The 0ptimus Election Forecasting Simulator is intended as a fun tool to play around with spending decisions by outside partisan groups in the 2018 midterm elections. You can choose to re-allocate GOP money, Democratic money, or choose "Both Parties" mode and re-allocate both to better simulate the real-time chess match that goes on during election season.
The math behind it is all based off of our 2018 House and Senate models- which performed very well and had about 97% accuracy in predicting individual seats. In changing the independent expenditure numbers, especially by unrealistic amounts, you’ll sometimes get strange results- but for the most part, this tool will reflect realistic probability changes that organizations like the NRCC and DCCC tried to optimize across the country- and now you can try to beat them at their own game.
Our House and Senate models are ensembles of several models we run (for more info on this, check out our model methodology). For this exercise, we use our logistic regression model with 30 variables selected using Select K Best feature selection, and the additional two variables that do the work- Democratic IEs and Republican IEs, which consist of the total spending by outside groups for the general election on each side. In a logistic regression model, a coefficient associated with a variable quantifies the change in the log odds produced for a unit change in that variable while all other variables are held constant. The old probabilities are obtained from our ensemble model. Using these coefficients we calculate the change in log odds produced by the IE changes that the user introduces and then, using this change and the old probability, we estimate the new probability of victory.
Favored Seats - A race is said to be favorable towards the GOP if its GOP win probability is greater than 0.5; otherwise, the Democratic candidate is the favorite.
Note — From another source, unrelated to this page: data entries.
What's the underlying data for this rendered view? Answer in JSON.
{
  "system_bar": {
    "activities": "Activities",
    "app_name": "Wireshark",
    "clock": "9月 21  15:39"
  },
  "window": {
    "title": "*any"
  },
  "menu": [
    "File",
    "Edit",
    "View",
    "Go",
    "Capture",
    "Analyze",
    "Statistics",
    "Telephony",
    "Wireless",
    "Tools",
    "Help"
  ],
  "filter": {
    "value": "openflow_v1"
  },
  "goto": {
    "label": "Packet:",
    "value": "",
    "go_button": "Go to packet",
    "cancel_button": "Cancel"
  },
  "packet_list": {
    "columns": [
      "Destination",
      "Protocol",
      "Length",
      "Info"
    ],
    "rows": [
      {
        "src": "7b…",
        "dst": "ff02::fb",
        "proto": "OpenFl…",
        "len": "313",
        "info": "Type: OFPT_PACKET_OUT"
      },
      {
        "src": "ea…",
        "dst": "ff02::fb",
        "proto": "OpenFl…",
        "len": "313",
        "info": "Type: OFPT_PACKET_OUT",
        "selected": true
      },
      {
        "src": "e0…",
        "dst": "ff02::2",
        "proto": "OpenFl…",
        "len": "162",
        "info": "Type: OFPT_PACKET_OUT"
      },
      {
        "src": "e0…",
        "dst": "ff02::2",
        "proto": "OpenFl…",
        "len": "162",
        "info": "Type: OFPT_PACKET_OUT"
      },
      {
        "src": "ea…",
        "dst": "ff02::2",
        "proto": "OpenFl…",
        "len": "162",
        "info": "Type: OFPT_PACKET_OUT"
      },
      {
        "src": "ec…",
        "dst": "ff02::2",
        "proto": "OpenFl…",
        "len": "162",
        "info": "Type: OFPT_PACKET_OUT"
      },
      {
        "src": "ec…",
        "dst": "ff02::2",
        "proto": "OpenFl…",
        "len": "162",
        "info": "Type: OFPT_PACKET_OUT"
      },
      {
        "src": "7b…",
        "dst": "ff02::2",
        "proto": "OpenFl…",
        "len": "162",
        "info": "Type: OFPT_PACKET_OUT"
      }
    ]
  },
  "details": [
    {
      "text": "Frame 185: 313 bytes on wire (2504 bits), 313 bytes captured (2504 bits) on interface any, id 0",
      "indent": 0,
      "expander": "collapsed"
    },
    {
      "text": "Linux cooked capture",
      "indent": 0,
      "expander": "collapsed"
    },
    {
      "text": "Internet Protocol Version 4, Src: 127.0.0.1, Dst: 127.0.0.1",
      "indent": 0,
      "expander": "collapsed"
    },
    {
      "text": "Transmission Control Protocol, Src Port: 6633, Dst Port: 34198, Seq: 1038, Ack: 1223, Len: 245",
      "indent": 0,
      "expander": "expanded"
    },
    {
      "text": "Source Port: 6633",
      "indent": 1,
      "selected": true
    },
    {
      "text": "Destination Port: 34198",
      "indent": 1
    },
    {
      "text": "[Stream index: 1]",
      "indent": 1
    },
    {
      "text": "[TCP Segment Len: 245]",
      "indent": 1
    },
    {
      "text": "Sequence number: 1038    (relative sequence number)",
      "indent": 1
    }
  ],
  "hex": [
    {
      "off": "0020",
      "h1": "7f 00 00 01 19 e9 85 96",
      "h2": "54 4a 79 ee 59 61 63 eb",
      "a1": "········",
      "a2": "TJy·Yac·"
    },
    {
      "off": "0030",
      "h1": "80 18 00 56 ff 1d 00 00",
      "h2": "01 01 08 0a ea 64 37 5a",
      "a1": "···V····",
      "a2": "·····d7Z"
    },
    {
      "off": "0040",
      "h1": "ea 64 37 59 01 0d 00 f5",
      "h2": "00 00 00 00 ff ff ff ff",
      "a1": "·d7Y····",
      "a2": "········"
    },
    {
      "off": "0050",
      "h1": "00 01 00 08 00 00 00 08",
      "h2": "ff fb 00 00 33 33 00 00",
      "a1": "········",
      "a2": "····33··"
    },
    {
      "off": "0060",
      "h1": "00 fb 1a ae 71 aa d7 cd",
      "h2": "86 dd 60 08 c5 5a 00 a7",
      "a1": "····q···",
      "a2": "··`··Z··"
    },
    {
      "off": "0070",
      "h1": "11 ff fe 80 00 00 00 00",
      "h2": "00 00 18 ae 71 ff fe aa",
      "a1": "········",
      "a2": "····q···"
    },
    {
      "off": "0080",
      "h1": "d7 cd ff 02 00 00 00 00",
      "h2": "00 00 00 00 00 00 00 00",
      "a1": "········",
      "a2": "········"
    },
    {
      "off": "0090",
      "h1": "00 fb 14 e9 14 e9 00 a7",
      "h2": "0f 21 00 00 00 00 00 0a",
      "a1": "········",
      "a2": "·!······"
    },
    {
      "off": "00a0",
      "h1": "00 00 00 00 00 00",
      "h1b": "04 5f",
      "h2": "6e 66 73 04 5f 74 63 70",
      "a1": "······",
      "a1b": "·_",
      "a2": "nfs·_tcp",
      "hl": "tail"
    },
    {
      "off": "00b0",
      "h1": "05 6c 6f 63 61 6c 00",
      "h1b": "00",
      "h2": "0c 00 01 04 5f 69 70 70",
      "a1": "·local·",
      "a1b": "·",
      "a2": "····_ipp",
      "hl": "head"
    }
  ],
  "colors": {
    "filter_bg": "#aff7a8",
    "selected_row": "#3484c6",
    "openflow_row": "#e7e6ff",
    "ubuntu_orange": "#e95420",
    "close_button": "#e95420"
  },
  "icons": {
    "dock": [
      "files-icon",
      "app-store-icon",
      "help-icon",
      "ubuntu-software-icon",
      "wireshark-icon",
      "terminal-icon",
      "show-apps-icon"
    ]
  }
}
Expected Seats - Based on the probability of each seat, we calculate the expected number of aggregate seats for each party. For example, if 5 races each have an 80% chance of Democratic victory, we would expect 4 Democratic seats and 1 Republican seat from that group.
The solutions we provide are meant as possible ways of maximizing a certain outcome. Some of these are just one of several potential ways to solve the problem- there are many different ways to “save California,” for instance. These are the specific ways we went about maximizing favored seats and expected seats:
Optimized solutions for expected seats - We first remove all money spent from all races, and then we add money in chunks of $10,000 to a race whose GOP/Dem win probability increases the most by adding that amount. We do this until we exhaust all the available money. In this way, our algorithm always spends money on a race where it would increase expected seats the most.
Optimized solutions for favored seats - First, we remove all money spent from all races, and calculate the probability of GOP/Dem victory. We do not re-add money into any races that are already above 50% probability of victory at this point. In this way, we do not waste resources on races which do not require any external support to already be favored. In the second step, we allocate money in chunks to races which our ensemble model with actual IEs had above a 50% chance of victory, until they are once again above 50%. In the third step, we take the leftover money from the second step and allocate it to races based on their win probability as predicted by the ensemble model (races that were close to 50% already receive money first). Some races never cross 50% even if we pour a millions of dollars into them. After identifying such black-hole like races, we reallocate wasted money from such races to the other races below it. Finally, with any leftover money that would no longer flip any races at all, we add money in chunks of $10,000 to the remaining races below 50% whose win probability increases the most by adding that amount. We do this until we exhaust all the money. In this way, our algorithm always redistributes independent expenditures to get the maximum number of favorable races.
Optimized to Lean R/D - Similar to our solutions for favored seats, these scenarios use the same methodology but instead maximize the number of seats where the party has a 60% chance of winning or more- surpassing the toss-up category and reaching Lean R/D.
Likely R/D Reallocation - What if we were to re-allocate money spent in races that were likely lost and re-allocate it to toss-ups instead? This scenario does that for each party; races where the party had less than a 25% chance of winning had their independent expenditures removed and instead added to races near the middle, where IEs make a bigger impact.
VA10 Reallocation - This scenario envisions where the GOP, Democrats, or both could have re-allocated money spent in VA-10 more efficiently across the country, to maximize the seats where they would be favored.